Husband wants The Magic Kingdom in Florida. Wife wants Disneyland in California.
So they agree to compromise — splitting the difference. They end up in the Oklahoma Panhandle for two weeks.
Earlier this year, I wrote in another context about this almost holy grail of divorce mediation tactics, too frequently imposed upon spouses. “Everyone’s gotta give a little,” goes the bromide. Sold on the unsubstantiated assumption that “we all want the same thing.”
Now it’s almost become cliché to cite 1 Kings 3:16-27 where Solomon tests two women arguing for custody of the same baby. He says he’ll split the little bundle of joy in two, giving each a roughly equal half. The Solomon ploy uniquely worked because:
- There was an actual truth to be found;
- The alternative to not surrendering was death; and,
- One of the parties was undoubtedly an idiot
I might further add that I have yet to see any decision-maker reference or suggest following Solomon’s lead based on evidence of wisdom even in the neighborhood of Israel’s great king. “Split the baby” pontifications more often just reveal laziness on the part of those who society has apparently without good cause trusted to make tough decisions.

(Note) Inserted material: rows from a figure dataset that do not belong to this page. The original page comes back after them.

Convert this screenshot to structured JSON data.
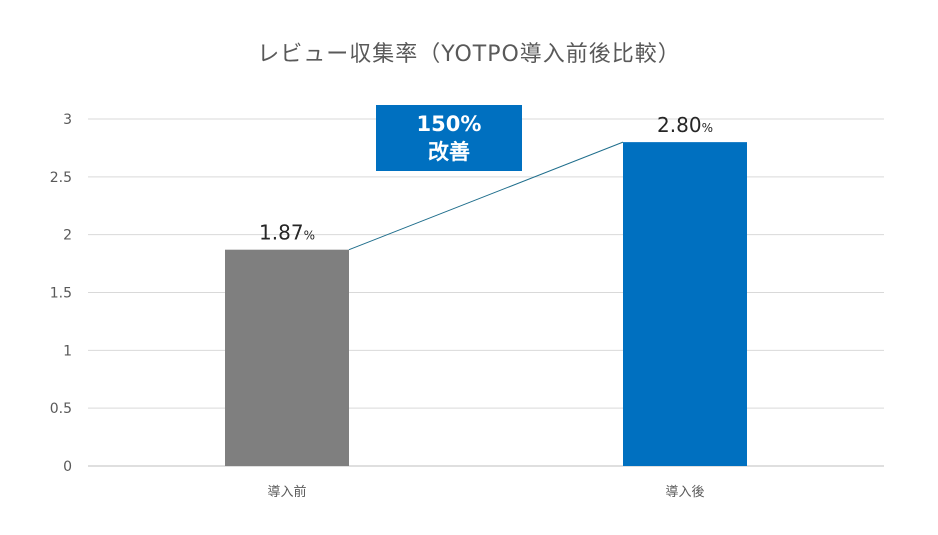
{
  "chart_data": {
    "type": "bar",
    "title": "レビュー収集率（YOTPO導入前後比較）",
    "categories": [
      "導入前",
      "導入後"
    ],
    "values": [
      1.87,
      2.8
    ],
    "value_labels": [
      "1.87",
      "2.80"
    ],
    "value_unit": "%",
    "bar_colors": [
      "#7F7F7F",
      "#0070C0"
    ],
    "ylim": [
      0,
      3
    ],
    "yticks": [
      "0",
      "0.5",
      "1",
      "1.5",
      "2",
      "2.5",
      "3"
    ],
    "grid": true,
    "connector_line_color": "#1F6E8C",
    "annotation": {
      "line1": "150%",
      "line2": "改善",
      "color": "#0070C0"
    }
  }
}
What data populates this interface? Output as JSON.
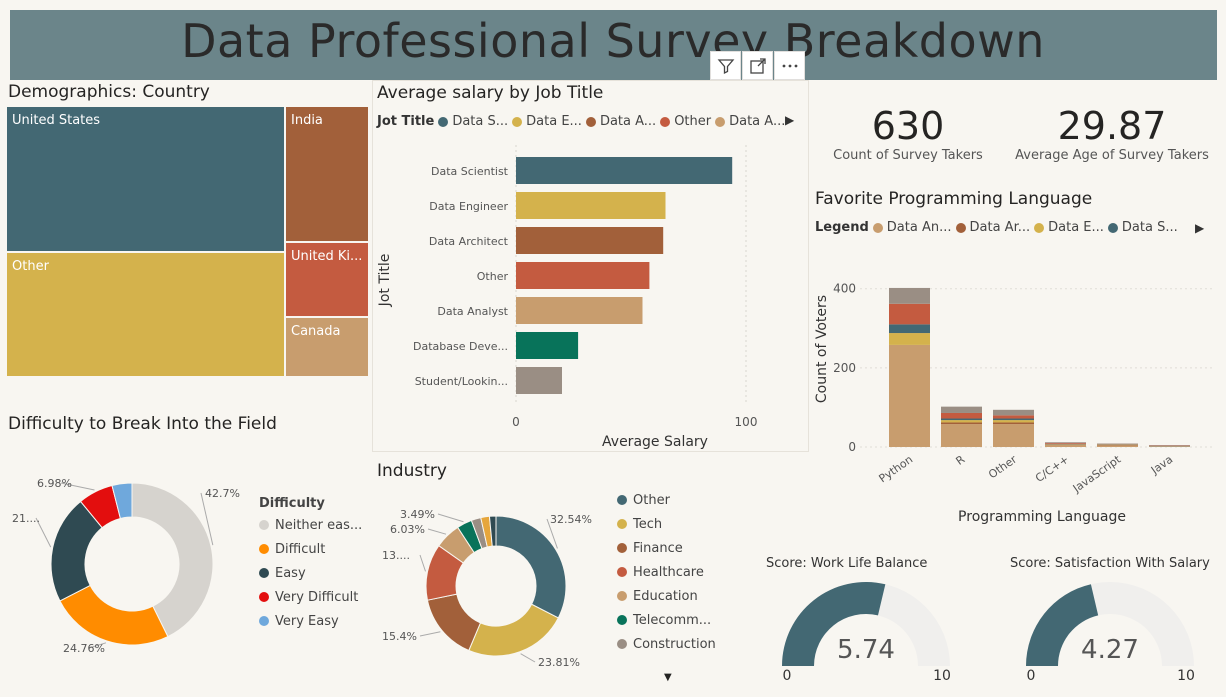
{
  "title": "Data Professional Survey Breakdown",
  "visual_header": {
    "filter_icon": "filter-icon",
    "focus_icon": "focus-mode-icon",
    "more_icon": "more-options-icon"
  },
  "treemap": {
    "title": "Demographics: Country",
    "cells": [
      {
        "label": "United States",
        "color": "#436873"
      },
      {
        "label": "India",
        "color": "#a2603a"
      },
      {
        "label": "Other",
        "color": "#d4b24c"
      },
      {
        "label": "United Ki...",
        "color": "#c45b40"
      },
      {
        "label": "Canada",
        "color": "#c89d6e"
      }
    ]
  },
  "salary_chart": {
    "title": "Average salary by Job Title",
    "legend_title": "Jot Title",
    "legend": [
      {
        "label": "Data S...",
        "color": "#436873"
      },
      {
        "label": "Data E...",
        "color": "#d4b24c"
      },
      {
        "label": "Data A...",
        "color": "#a2603a"
      },
      {
        "label": "Other",
        "color": "#c45b40"
      },
      {
        "label": "Data A...",
        "color": "#c89d6e"
      }
    ],
    "y_axis_label": "Jot Title",
    "x_axis_label": "Average Salary",
    "x_ticks": [
      "0",
      "100"
    ]
  },
  "kpis": [
    {
      "value": "630",
      "label": "Count of Survey Takers"
    },
    {
      "value": "29.87",
      "label": "Average Age of Survey Takers"
    }
  ],
  "language_chart": {
    "title": "Favorite Programming Language",
    "legend_title": "Legend",
    "legend": [
      {
        "label": "Data An...",
        "color": "#c89d6e"
      },
      {
        "label": "Data Ar...",
        "color": "#a2603a"
      },
      {
        "label": "Data E...",
        "color": "#d4b24c"
      },
      {
        "label": "Data S...",
        "color": "#436873"
      }
    ],
    "y_axis_label": "Count of Voters",
    "x_axis_label": "Programming Language",
    "y_ticks": [
      "0",
      "200",
      "400"
    ]
  },
  "difficulty_chart": {
    "title": "Difficulty to Break Into the Field",
    "legend_title": "Difficulty",
    "slice_labels": [
      "42.7%",
      "24.76%",
      "21....",
      "6.98%"
    ],
    "legend": [
      {
        "label": "Neither eas...",
        "color": "#d6d3ce"
      },
      {
        "label": "Difficult",
        "color": "#ff8c00"
      },
      {
        "label": "Easy",
        "color": "#2f4a52"
      },
      {
        "label": "Very Difficult",
        "color": "#e30e0e"
      },
      {
        "label": "Very Easy",
        "color": "#6fa8dc"
      }
    ]
  },
  "industry_chart": {
    "title": "Industry",
    "slice_labels": [
      "32.54%",
      "23.81%",
      "15.4%",
      "13....",
      "6.03%",
      "3.49%"
    ],
    "legend": [
      {
        "label": "Other",
        "color": "#436873"
      },
      {
        "label": "Tech",
        "color": "#d4b24c"
      },
      {
        "label": "Finance",
        "color": "#a2603a"
      },
      {
        "label": "Healthcare",
        "color": "#c45b40"
      },
      {
        "label": "Education",
        "color": "#c89d6e"
      },
      {
        "label": "Telecomm...",
        "color": "#08735a"
      },
      {
        "label": "Construction",
        "color": "#9a8e84"
      }
    ]
  },
  "gauges": [
    {
      "title": "Score: Work Life Balance",
      "value": "5.74",
      "min": "0",
      "max": "10"
    },
    {
      "title": "Score: Satisfaction With Salary",
      "value": "4.27",
      "min": "0",
      "max": "10"
    }
  ],
  "chart_data": [
    {
      "type": "bar",
      "title": "Average salary by Job Title",
      "xlabel": "Average Salary",
      "ylabel": "Jot Title",
      "orientation": "horizontal",
      "categories": [
        "Data Scientist",
        "Data Engineer",
        "Data Architect",
        "Other",
        "Data Analyst",
        "Database Deve...",
        "Student/Lookin..."
      ],
      "values": [
        94,
        65,
        64,
        58,
        55,
        27,
        20
      ],
      "colors": [
        "#436873",
        "#d4b24c",
        "#a2603a",
        "#c45b40",
        "#c89d6e",
        "#08735a",
        "#9a8e84"
      ],
      "xlim": [
        0,
        120
      ],
      "x_ticks": [
        0,
        100
      ]
    },
    {
      "type": "bar",
      "stacked": true,
      "title": "Favorite Programming Language",
      "xlabel": "Programming Language",
      "ylabel": "Count of Voters",
      "categories": [
        "Python",
        "R",
        "Other",
        "C/C++",
        "JavaScript",
        "Java"
      ],
      "ylim": [
        0,
        460
      ],
      "y_ticks": [
        0,
        200,
        400
      ],
      "series": [
        {
          "name": "Data An...",
          "color": "#c89d6e",
          "values": [
            258,
            58,
            58,
            5,
            4,
            2
          ]
        },
        {
          "name": "Data Ar...",
          "color": "#a2603a",
          "values": [
            0,
            4,
            4,
            1,
            1,
            0
          ]
        },
        {
          "name": "Data E...",
          "color": "#d4b24c",
          "values": [
            30,
            6,
            6,
            1,
            1,
            0
          ]
        },
        {
          "name": "Data S...",
          "color": "#436873",
          "values": [
            22,
            4,
            4,
            1,
            1,
            1
          ]
        },
        {
          "color": "#c45b40",
          "values": [
            52,
            14,
            8,
            2,
            1,
            1
          ]
        },
        {
          "color": "#9a8e84",
          "values": [
            40,
            16,
            14,
            2,
            1,
            1
          ]
        }
      ]
    },
    {
      "type": "pie",
      "donut": true,
      "title": "Difficulty to Break Into the Field",
      "categories": [
        "Neither eas...",
        "Difficult",
        "Easy",
        "Very Difficult",
        "Very Easy"
      ],
      "values": [
        42.7,
        24.76,
        21.59,
        6.98,
        3.97
      ],
      "colors": [
        "#d6d3ce",
        "#ff8c00",
        "#2f4a52",
        "#e30e0e",
        "#6fa8dc"
      ]
    },
    {
      "type": "pie",
      "donut": true,
      "title": "Industry",
      "categories": [
        "Other",
        "Tech",
        "Finance",
        "Healthcare",
        "Education",
        "Telecomm...",
        "Construction",
        "",
        ""
      ],
      "values": [
        32.54,
        23.81,
        15.4,
        13.02,
        6.03,
        3.49,
        2.22,
        2.0,
        1.49
      ],
      "colors": [
        "#436873",
        "#d4b24c",
        "#a2603a",
        "#c45b40",
        "#c89d6e",
        "#08735a",
        "#9a8e84",
        "#e6a63c",
        "#2f4a52"
      ]
    },
    {
      "type": "gauge",
      "title": "Score: Work Life Balance",
      "value": 5.74,
      "min": 0,
      "max": 10,
      "color": "#436873"
    },
    {
      "type": "gauge",
      "title": "Score: Satisfaction With Salary",
      "value": 4.27,
      "min": 0,
      "max": 10,
      "color": "#436873"
    }
  ]
}
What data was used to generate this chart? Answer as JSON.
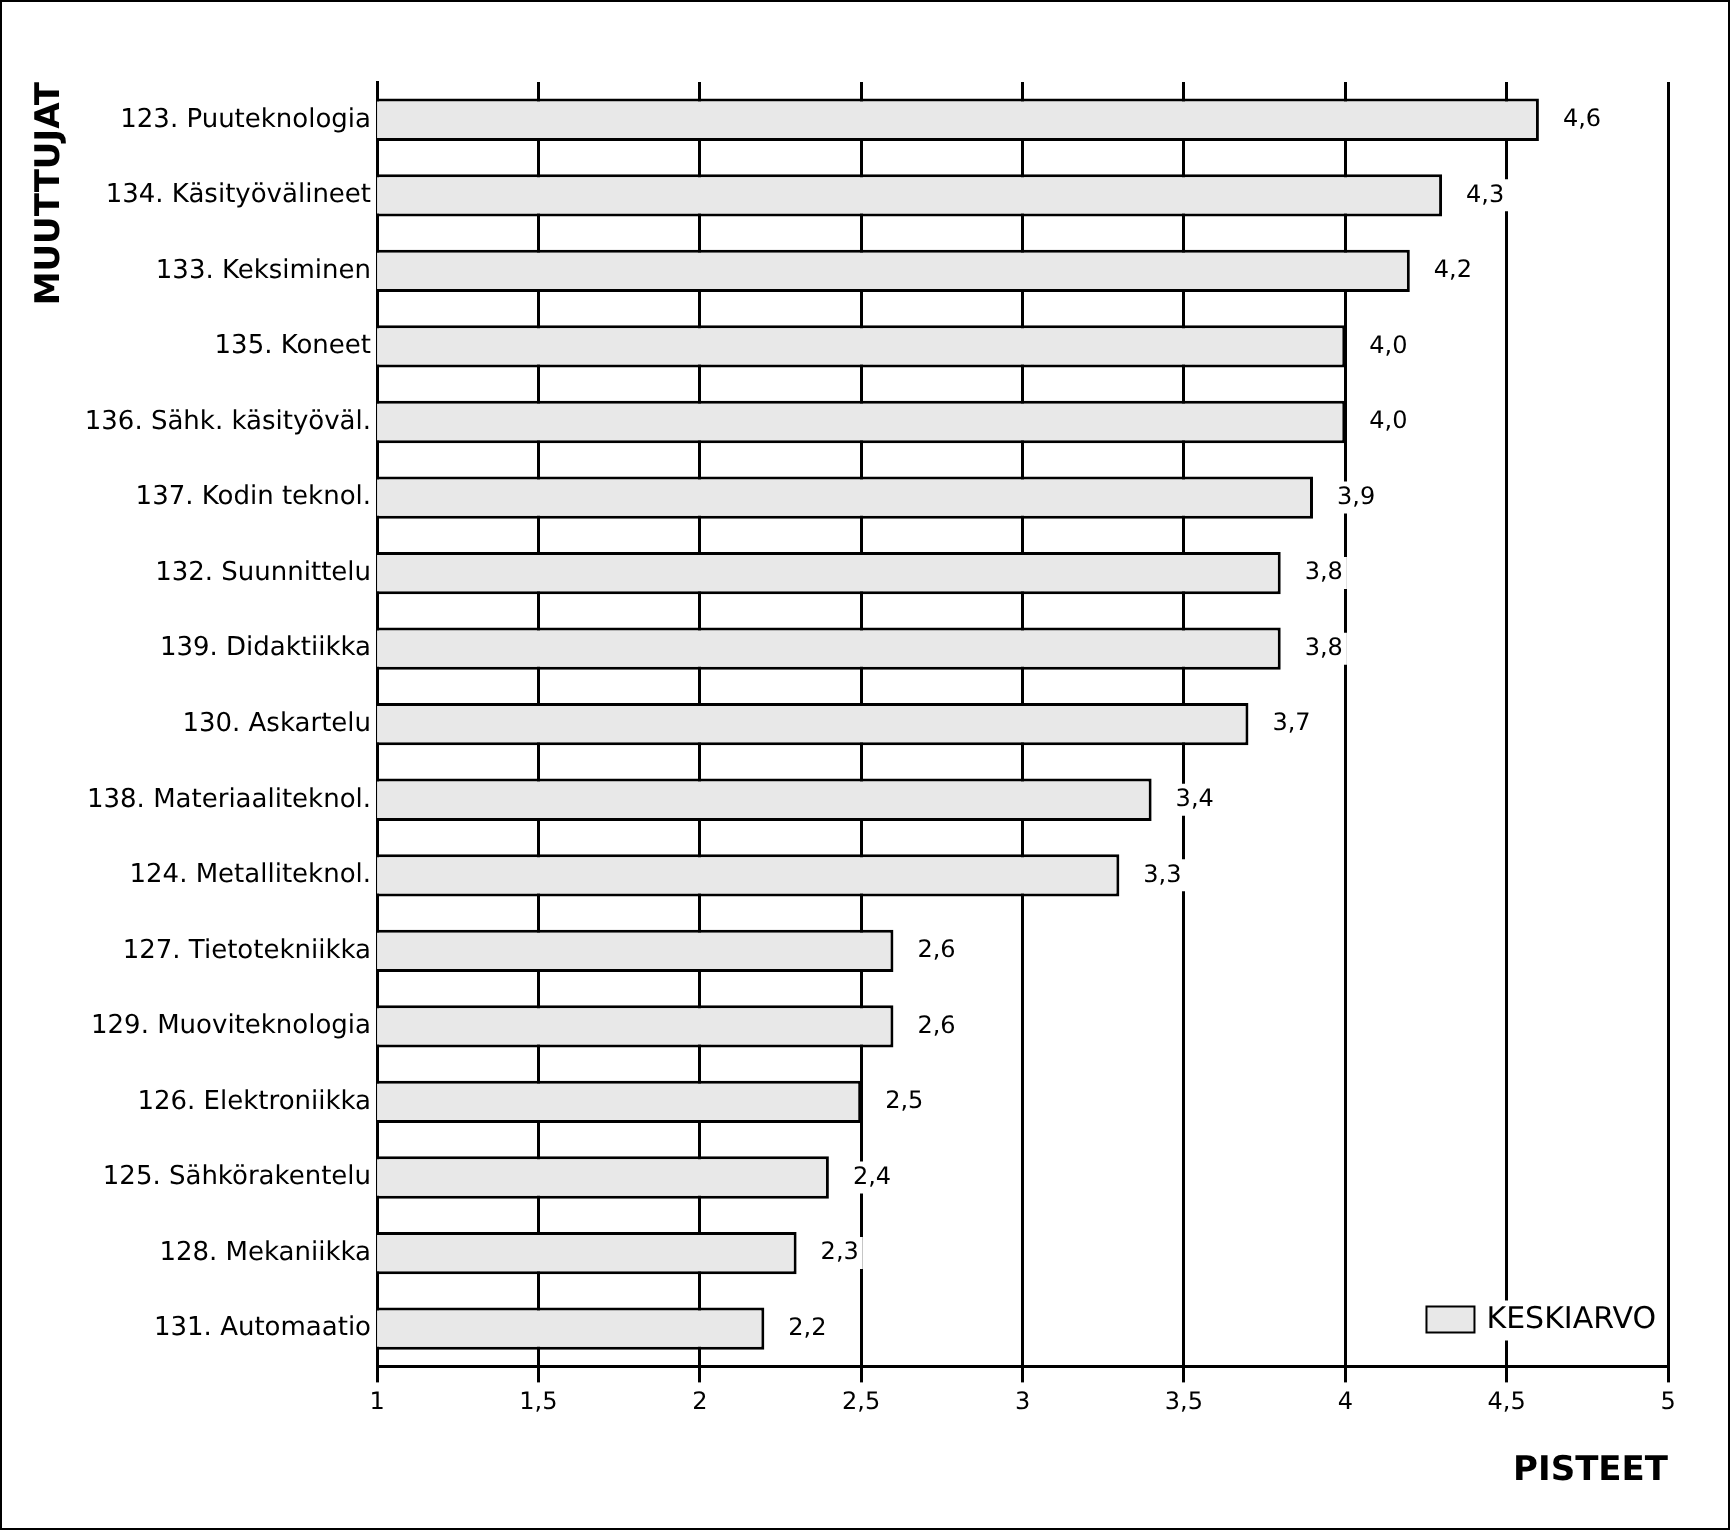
{
  "chart_data": {
    "type": "bar",
    "orientation": "horizontal",
    "xlabel": "PISTEET",
    "ylabel": "MUUTTUJAT",
    "categories": [
      "123. Puuteknologia",
      "134. Käsityövälineet",
      "133. Keksiminen",
      "135. Koneet",
      "136. Sähk. käsityöväl.",
      "137. Kodin teknol.",
      "132. Suunnittelu",
      "139. Didaktiikka",
      "130. Askartelu",
      "138. Materiaaliteknol.",
      "124. Metalliteknol.",
      "127. Tietotekniikka",
      "129. Muoviteknologia",
      "126. Elektroniikka",
      "125. Sähkörakentelu",
      "128. Mekaniikka",
      "131. Automaatio"
    ],
    "series": [
      {
        "name": "KESKIARVO",
        "color": "#e8e8e8",
        "values": [
          4.6,
          4.3,
          4.2,
          4.0,
          4.0,
          3.9,
          3.8,
          3.8,
          3.7,
          3.4,
          3.3,
          2.6,
          2.6,
          2.5,
          2.4,
          2.3,
          2.2
        ],
        "value_labels": [
          "4,6",
          "4,3",
          "4,2",
          "4,0",
          "4,0",
          "3,9",
          "3,8",
          "3,8",
          "3,7",
          "3,4",
          "3,3",
          "2,6",
          "2,6",
          "2,5",
          "2,4",
          "2,3",
          "2,2"
        ]
      }
    ],
    "xlim": [
      1,
      5
    ],
    "xticks": [
      1,
      {
        "value": 1.5,
        "label": "1,5"
      },
      2,
      {
        "value": 2.5,
        "label": "2,5"
      },
      3,
      {
        "value": 3.5,
        "label": "3,5"
      },
      4,
      {
        "value": 4.5,
        "label": "4,5"
      },
      5
    ],
    "grid": "x",
    "legend": "bottom right"
  }
}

“Compromise” isn’t a word I’m able to readily find in my New International Version (NIV) translation. I suspect this is because it’s so difficult to reconcile with values. See “yield,” as used in Isaiah 48:11 — as pejorative.
Divorce mediations, or divorce negotiations, if you prefer, based merely on compromise for the sake of compromise are meaningless.
It’s how married couples end up in Oklahoma. Not that there’s anything inherently wrong with Oklahoma (indeed: Of particular concern is that there is nothing inherently wrong with Oklahoma). It’s just not Disney-anything (the actual common ground, overlooked). Worse still, a superficial, if not blindly obsessive drive to compromise actually results in an outcome less satisfying, less unifying, more likely to drive the parties apart.
The lesson of 1 Kings 3:16ff is actually that there are some things that defy compromise. That true compromise requires clear, shared values.
That basis doesn’t always exist. And even where it does, it takes work and skill to get to that foundation.